Arini mengusap air matanya yang tanpa pamit keluar begitu saja. Dia tampak begitu menyedihkan sekarang.

"Lalu, untuk apa kamu ingin tahu alasannya? Untuk menertawakanku yang dengan bodohnya masih mengharapkanmu?" todong Arini pada Azhar, sepertinya apapun alasannya pria itu sekedar hanya ingin tahu.

"Saya tidak pernah menyuruhmu berharap, Arini! Jangan menyakiti diri sendiri," ujar Azhar.

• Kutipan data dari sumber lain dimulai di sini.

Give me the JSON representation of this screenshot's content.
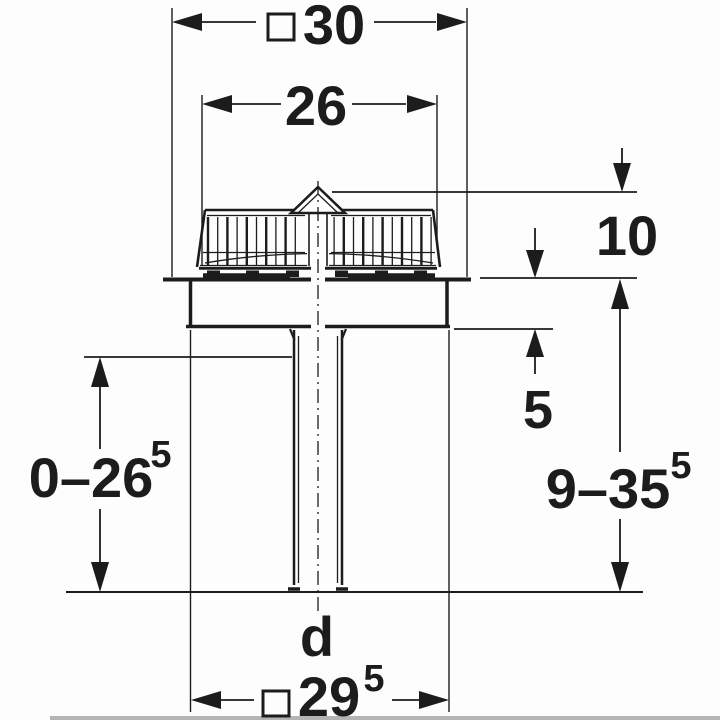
{
  "drawing": {
    "title": "roof-drain-outlet-dimension-drawing",
    "dimensions": {
      "top_width": {
        "symbol": "square",
        "value": "30"
      },
      "strainer_width": {
        "value": "26"
      },
      "strainer_height": {
        "value": "10"
      },
      "flange_depth": {
        "value": "5"
      },
      "left_range": {
        "value": "0–26",
        "sup": "5"
      },
      "right_range": {
        "value": "9–35",
        "sup": "5"
      },
      "outlet_diameter": {
        "value": "d"
      },
      "bottom_width": {
        "symbol": "square",
        "value": "29",
        "sup": "5"
      }
    },
    "colors": {
      "line": "#1c1c1c",
      "background": "#fdfdfd",
      "bottom_bar": "#b4b4b4"
    }
  }
}
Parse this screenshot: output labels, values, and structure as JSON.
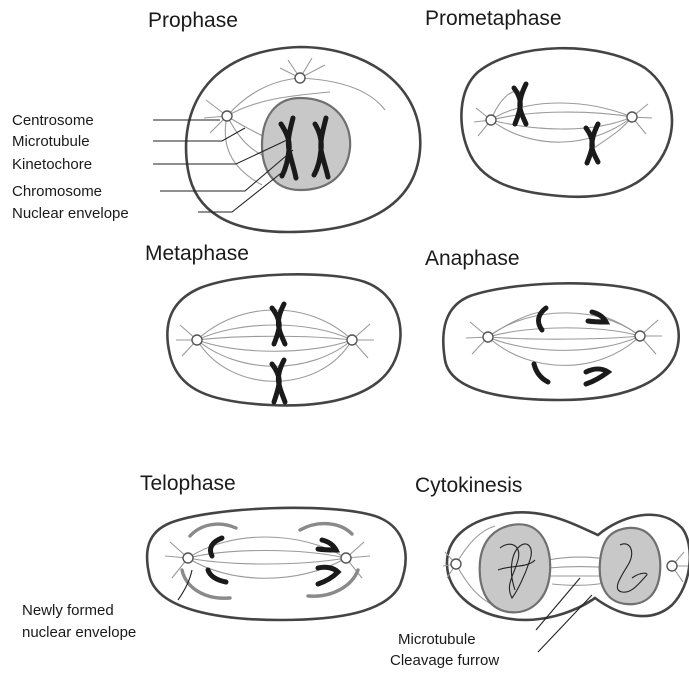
{
  "stages": {
    "prophase": "Prophase",
    "prometaphase": "Prometaphase",
    "metaphase": "Metaphase",
    "anaphase": "Anaphase",
    "telophase": "Telophase",
    "cytokinesis": "Cytokinesis"
  },
  "labels": {
    "centrosome": "Centrosome",
    "microtubule": "Microtubule",
    "kinetochore": "Kinetochore",
    "chromosome": "Chromosome",
    "nuclear_envelope": "Nuclear envelope",
    "newly_formed_1": "Newly formed",
    "newly_formed_2": "nuclear envelope",
    "cyto_microtubule": "Microtubule",
    "cleavage_furrow": "Cleavage furrow"
  }
}
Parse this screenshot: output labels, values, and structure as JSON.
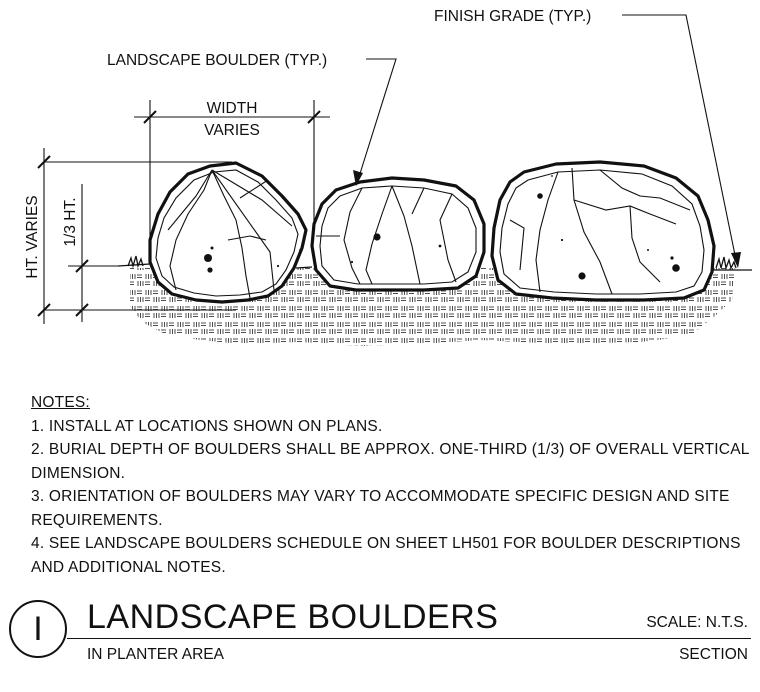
{
  "callouts": {
    "finish_grade": "FINISH GRADE (TYP.)",
    "boulder": "LANDSCAPE BOULDER (TYP.)",
    "width_line1": "WIDTH",
    "width_line2": "VARIES",
    "height": "HT. VARIES",
    "burial": "1/3 HT."
  },
  "notes": {
    "heading": "NOTES:",
    "items": [
      "1.  INSTALL AT LOCATIONS SHOWN ON PLANS.",
      "2.  BURIAL DEPTH OF BOULDERS SHALL BE APPROX. ONE-THIRD (1/3) OF OVERALL VERTICAL DIMENSION.",
      "3.  ORIENTATION OF BOULDERS MAY VARY TO ACCOMMODATE SPECIFIC DESIGN AND SITE REQUIREMENTS.",
      "4.  SEE LANDSCAPE BOULDERS SCHEDULE ON SHEET LH501 FOR BOULDER DESCRIPTIONS AND ADDITIONAL NOTES."
    ]
  },
  "title_block": {
    "detail_number": "I",
    "title": "LANDSCAPE BOULDERS",
    "subtitle": "IN PLANTER AREA",
    "scale": "SCALE: N.T.S.",
    "view_type": "SECTION"
  }
}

"Aku mencintaimu, Mas! Bahkan sampai membuatku hampir gila!" Emosi Arini menyulut cepat.

"Berhenti, saya mohon berhenti, Arini!" pinta Azhar dengan lembut, tapi bermakna sebuah perintah tegas. Bukan menyuruh perempuan itu berhenti menangis, melainkan menyuruhnya berhenti dari semua harapan gilanya.

Arini tertawa diselang tangisannya. Tubuhnya berbalik meninggalkan pria yang jelas-jelas sudah menutup pintu hatinya untuknya. Apakah sudah seharusnya dia berhenti sekarang? Apakah bisa?

***

Danu berjalan ke arah pantry kantor, rencana lembur hari ini membuatnya pusing. Azhar hanya sampai sore di kantor, maka dari itu tugasnya bertambah dua kali lipat sampai waktu lembur selesai.

"Untung gaji dari si Pak Bos gede, kalo nggak mana mau gue jadi kuncen kantor kayak gini," celoteh Danu melangkah menuju meja pantry yang hanya berjarak lima meter lagi.

Langkah Danu terhenti ketika mendegar sayup-sayup suara tangisan perempuan. Bulu kuduknya berdiri, pasalnya sekarang sudah akan memasuki waktu maghrib.

"Kalo gue lari keliatan banget penakutnya." Sebenarnya Danu sudah ancang-ancang berbalik untuk kabur. Namun, tangisan itu sepertinya pernah dia dengar. Ya, dia pernah mendengarnya.

Langkah Danu berlanjut pasti dengan hati-hati. Dia mengintip di balik meja pantry, tempat sumber suara tadi.

"Arini?" panggil Danu menemukan seorang perempuan duduk memeluk lututnya dengan kepala menelungkup. Benar bukan, tangisan yang pernah dia dengar di hotel waktu itu.

Arini mendongak ketika sebuah suara memanggilnya. Dia salah, ternyata jam segini masih ada orang di kantor.

"Kenapa kamu menangis di sini?" tanya Danu. Mata merah dan wajah sembab Arini membuktikan kebenaran dugaannya.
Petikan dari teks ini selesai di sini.